Higher standards of living push the price of products too high, making them hard to export.
Things will keep moving to the shitworld, and the southeast Laos-Thailand-Cambodia-Vietnam is long overdue for a boom because of that.
For instance, they became the largest Coffee producers recently, because competition (mainly Brazil) has too high a price of labour to compete, so big corporations invested there.
In a way, the search for profit maximization will tend to produce this effect of wealth spread, taking factories and industries from one country to another if the other is a cheaper place.
In Libertarian theory, this would create an homeostasis in the world, leveling every country to a single standard.
But we all know Libertarian economics are bullshit, and this is not what happens, as the deindustrialized country plunges in a spiral of degrowth, recession, massive bankrupicies, etc
This has been long overdue to happen in the West, but it is using financial mechanisms to be kept afloat.

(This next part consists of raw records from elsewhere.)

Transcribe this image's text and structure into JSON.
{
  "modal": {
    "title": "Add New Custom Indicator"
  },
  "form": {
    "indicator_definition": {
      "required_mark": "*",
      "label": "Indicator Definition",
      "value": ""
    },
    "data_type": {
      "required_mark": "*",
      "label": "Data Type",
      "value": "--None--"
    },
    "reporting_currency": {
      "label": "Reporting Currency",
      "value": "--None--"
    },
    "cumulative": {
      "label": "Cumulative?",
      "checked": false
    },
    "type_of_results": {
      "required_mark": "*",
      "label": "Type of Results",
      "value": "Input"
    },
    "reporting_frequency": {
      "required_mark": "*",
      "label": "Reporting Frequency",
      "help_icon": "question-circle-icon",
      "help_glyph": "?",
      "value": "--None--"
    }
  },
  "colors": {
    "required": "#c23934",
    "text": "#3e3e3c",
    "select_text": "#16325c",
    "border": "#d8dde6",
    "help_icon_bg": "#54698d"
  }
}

Thing is, these mechanisms aren't real solutions, and like a painkiller, it just masks the pain, but not the cause of the pain.
China's exporting economy is being bitten heavily by that also, as its main importers are not importing things anymore (there's a global economic slowdown occuring).
So again it has to ponder about its future as exporter.
That's why the European Union exists, by the way.
Germany's currency would be valued a lot higher if not for making a union with poorer countries, that push the value of the Euro down and make German exports being of a lower value than they actually are, making Germany competitive.
And that's why the end of the EU is dire for some countries, but would be glorious for others. (Well, that's not the only reason, there are many, but this one here is pretty great).
But well, a solution to all that would be a return to a national-focused economy. China could easily escape this trap if it decided to shift from an exporter economy to an economy focused on the domestic market.
China can be basically self-sufficient in everything if it wants (except energy, but that's why it's such a close friend of Russia [gas giant] and Iran [oil giant]), that's why it wants a Silk Road through Central and NorthCentral Asia, full of pipelines.
The same goes for other countries - historically, every country has always been self-sufficient, and this trend of contagion and dependency is manufactured from modern global dynamics.
It doesn't need to be like that.
So economies could prosper if they focused more on producing locally for themselves than to export Apples to Germany so that they can import cars from them (yes, I'm talking to you, Poland). Let the Germans plant their own apple trees, and let the Poles build their own cars.
This would, at first, create a huge unbalance of technology in the world, standards of living would flip and many people globally would be worse off.
But this would pay in the long run, as countries would develop and become independent in the future and this fake homeostasis dynamics would end.
Of course, it's not that simple and I have much more to say about this matter, but I have spoken enough.